O prefeito, a rainha da cidade e o escritor Prêmio Nobel recebendo a medalhinha de Cidadão Ilustre |
Às vezes, o nosso passado não merece tanta consideração; aquela saudade, o reencontro com a cidade onde vivemos a infância e a juventude nem sempre é agradável, a volta precisa ser bem administrada. Nem todos são azarados, expulsos, outros são incompreendidos, mas há quem seja bem recebido.
Este é o tema do filme argentino "Cidadão ilustre", 2016. Daniel Mantovani (ator Oscar Martínez), um escritor argentino (ficção, mentirinha) e vencedor do Prêmio Nobel, radicado há 40 anos na Europa. Um sujeito meio metido, chato, sem mulher e filhos, que não aceitava títulos. O filme é irônico, mas acima de tudo é crítico com a figura do escritor.
Ao receber Nobel, demonstrou que estava fazendo um favor e que receber um prêmio daquela magnitude era um convite para parar de produzir literariamente. Com Prêmio Nobel e tudo, continuou a ser um misantropo.

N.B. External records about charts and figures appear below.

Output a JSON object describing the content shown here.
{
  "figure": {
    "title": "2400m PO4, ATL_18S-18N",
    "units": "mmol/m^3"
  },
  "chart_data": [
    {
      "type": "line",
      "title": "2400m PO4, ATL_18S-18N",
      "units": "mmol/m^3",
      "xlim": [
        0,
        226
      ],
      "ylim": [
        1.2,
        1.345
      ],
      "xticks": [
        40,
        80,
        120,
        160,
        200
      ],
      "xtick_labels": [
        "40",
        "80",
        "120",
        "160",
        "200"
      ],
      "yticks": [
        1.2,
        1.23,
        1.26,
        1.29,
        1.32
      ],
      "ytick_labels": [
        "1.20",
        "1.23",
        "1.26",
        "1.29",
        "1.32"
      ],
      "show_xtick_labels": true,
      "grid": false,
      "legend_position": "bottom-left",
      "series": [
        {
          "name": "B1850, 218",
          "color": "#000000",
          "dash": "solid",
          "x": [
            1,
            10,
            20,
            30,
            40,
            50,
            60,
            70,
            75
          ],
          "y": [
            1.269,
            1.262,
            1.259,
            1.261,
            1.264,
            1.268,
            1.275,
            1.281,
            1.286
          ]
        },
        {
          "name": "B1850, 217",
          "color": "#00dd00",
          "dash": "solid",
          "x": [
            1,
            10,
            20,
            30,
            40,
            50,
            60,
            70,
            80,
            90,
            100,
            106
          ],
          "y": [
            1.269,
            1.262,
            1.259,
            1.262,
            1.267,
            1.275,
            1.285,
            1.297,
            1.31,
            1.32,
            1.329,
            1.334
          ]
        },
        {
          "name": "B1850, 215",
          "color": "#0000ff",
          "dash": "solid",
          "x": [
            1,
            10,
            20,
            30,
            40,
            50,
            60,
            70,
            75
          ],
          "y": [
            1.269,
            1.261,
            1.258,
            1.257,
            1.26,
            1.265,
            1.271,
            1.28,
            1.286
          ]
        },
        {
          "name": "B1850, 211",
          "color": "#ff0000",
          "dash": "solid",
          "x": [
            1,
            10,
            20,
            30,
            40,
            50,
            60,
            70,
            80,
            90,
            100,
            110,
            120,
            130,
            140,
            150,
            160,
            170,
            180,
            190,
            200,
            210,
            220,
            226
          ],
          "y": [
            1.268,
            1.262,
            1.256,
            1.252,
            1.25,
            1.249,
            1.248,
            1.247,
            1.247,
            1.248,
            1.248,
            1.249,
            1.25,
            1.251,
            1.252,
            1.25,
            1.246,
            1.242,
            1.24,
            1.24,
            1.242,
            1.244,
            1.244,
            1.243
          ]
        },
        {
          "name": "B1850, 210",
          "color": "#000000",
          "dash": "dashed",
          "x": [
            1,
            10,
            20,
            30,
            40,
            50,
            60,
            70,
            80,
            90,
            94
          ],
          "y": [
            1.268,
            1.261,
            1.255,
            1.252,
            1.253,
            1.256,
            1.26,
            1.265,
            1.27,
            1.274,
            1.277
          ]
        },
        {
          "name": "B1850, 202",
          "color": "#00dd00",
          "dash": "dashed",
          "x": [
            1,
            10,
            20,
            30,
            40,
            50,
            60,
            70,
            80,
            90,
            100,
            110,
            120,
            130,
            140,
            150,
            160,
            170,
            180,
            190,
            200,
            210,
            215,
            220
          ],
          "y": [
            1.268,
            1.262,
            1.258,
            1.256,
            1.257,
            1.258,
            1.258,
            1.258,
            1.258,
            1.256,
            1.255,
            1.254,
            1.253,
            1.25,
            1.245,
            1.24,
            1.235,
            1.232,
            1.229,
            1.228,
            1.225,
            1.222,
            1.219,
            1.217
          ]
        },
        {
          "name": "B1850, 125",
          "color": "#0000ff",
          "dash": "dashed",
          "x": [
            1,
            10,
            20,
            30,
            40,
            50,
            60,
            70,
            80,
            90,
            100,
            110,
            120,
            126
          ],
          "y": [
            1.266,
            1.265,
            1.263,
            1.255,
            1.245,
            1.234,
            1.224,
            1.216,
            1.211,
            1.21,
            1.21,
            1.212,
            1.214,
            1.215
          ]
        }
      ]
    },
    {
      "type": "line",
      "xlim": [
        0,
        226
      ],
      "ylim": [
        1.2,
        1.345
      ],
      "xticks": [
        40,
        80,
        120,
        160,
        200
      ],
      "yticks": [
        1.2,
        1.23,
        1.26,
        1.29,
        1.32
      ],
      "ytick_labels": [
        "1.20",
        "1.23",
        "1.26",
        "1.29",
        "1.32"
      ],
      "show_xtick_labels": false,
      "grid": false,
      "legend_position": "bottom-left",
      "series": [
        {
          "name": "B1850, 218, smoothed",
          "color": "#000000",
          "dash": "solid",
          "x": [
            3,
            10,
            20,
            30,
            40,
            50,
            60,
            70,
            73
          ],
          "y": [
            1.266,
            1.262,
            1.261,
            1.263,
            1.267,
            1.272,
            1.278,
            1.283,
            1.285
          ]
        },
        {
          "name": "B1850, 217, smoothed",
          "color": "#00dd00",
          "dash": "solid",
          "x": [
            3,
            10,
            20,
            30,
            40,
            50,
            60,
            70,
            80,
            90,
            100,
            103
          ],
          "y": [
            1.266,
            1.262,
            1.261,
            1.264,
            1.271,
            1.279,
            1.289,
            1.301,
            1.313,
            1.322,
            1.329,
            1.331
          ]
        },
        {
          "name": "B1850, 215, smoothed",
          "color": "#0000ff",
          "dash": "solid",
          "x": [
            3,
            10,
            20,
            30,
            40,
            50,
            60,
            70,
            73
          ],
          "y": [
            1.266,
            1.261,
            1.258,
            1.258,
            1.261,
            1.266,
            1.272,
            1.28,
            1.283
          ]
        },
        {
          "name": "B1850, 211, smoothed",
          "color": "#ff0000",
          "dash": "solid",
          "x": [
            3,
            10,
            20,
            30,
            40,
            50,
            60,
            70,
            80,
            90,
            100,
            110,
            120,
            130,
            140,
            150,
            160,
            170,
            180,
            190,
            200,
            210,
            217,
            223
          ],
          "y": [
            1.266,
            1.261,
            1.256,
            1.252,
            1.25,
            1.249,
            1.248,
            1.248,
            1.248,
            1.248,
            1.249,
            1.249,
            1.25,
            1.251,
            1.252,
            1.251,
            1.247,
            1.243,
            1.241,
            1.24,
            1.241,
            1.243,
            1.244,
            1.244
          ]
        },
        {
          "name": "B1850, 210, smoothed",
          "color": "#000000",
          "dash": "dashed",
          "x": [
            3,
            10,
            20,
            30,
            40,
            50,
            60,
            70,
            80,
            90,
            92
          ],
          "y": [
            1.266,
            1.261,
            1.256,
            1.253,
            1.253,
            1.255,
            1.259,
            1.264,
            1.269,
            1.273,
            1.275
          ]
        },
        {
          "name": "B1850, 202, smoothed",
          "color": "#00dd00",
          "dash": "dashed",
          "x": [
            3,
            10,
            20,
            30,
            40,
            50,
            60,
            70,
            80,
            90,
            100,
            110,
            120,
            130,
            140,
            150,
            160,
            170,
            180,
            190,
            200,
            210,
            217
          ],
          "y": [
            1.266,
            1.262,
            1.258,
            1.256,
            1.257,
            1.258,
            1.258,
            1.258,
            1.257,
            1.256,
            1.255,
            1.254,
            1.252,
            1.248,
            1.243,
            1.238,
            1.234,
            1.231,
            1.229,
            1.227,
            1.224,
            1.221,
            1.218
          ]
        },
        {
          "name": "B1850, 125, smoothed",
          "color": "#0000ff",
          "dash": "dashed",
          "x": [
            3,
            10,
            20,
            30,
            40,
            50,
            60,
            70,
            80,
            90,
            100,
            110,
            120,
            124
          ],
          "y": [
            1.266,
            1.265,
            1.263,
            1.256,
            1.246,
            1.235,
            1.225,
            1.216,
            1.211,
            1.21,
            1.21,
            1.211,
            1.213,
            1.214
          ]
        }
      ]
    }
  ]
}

Despachando com sua secretária, não aceitou o convite do prefeito de Salas, sua cidade natal, onde não ia há 40 anos, para receber o título de Cidadão Ilustre. Noutro dia, voltou atrás. E para surpresa dela, aceitou o convite e pediu para providenciar passagem. Quis ir sozinho. A partir daí é que o enredo do filme começa a ser construído.
O carro que o prefeito mandou para pegá-lo no aeroporto mais próximo, a 600 km, era velho, com um trecho da estrada sem asfalto. Enguiçou. É bom dizer que todo escritor chato não tem celular. E por coincidência, o motorista também não. O remédio foi esperar.
Cartaz do filme |
Se fosse o Consa, com tal demonstração, eu teria voltado, nem que fosse a pé. O título de Cidadão Ilustre seria, como foi, uma grande frustração. A permanência estava marcada por cinco dias. No começo, assim que chegou, a recepção foi festiva, tudo muito brega, tinha até jornal e TV, todos provincianos. Apesar de poucos terem livros seus livros, todos sabiam que o assunto neles era Salas. No entanto, sua ilustre visita desencadeará uma série de situações complicadas entre ele e o povo local.
A população começou a perceber que ele adorava a ser adorado pela cidade que ele odiava. Respondeu mal a um questionamento de uma jovem numa palestra. Beijou às escondidas sua ex-namorada, que estava casada. E à noite, a filha dela passou a noite com o escritor no hotel.
O filme repete o ensinamento de que nunca participe de eventos artísticos como jurado. Só serve para arrumar inimigos. Com prefeito, secretário de cultura, pintores da cidade, ele não votou conforme havia pedido o prefeito, escolheu os melhores, deixando os bacanas da cidade de fora. Achincalhado, como o sujeito que denegria a cidade de Salas pelo mundo, o pau quebrou, foi hospitalizado com um tiro.
Quem havia prometido não escrever mais, voltou à cidade, como último ato de vingança, escreveu "Cidadão ilustre", contando a aventura da volta a Salas, e saiu a dar palestras pelo mundo inteiro, com um visual mais moderno, sem ser aquele senhor circunspecto. Agora com o título de cidadão ilustre.
O filme está na plataforma Netflix. Como interiorano, ex-secretário de Cultura de Araçatuba, ri muito das "homenagens".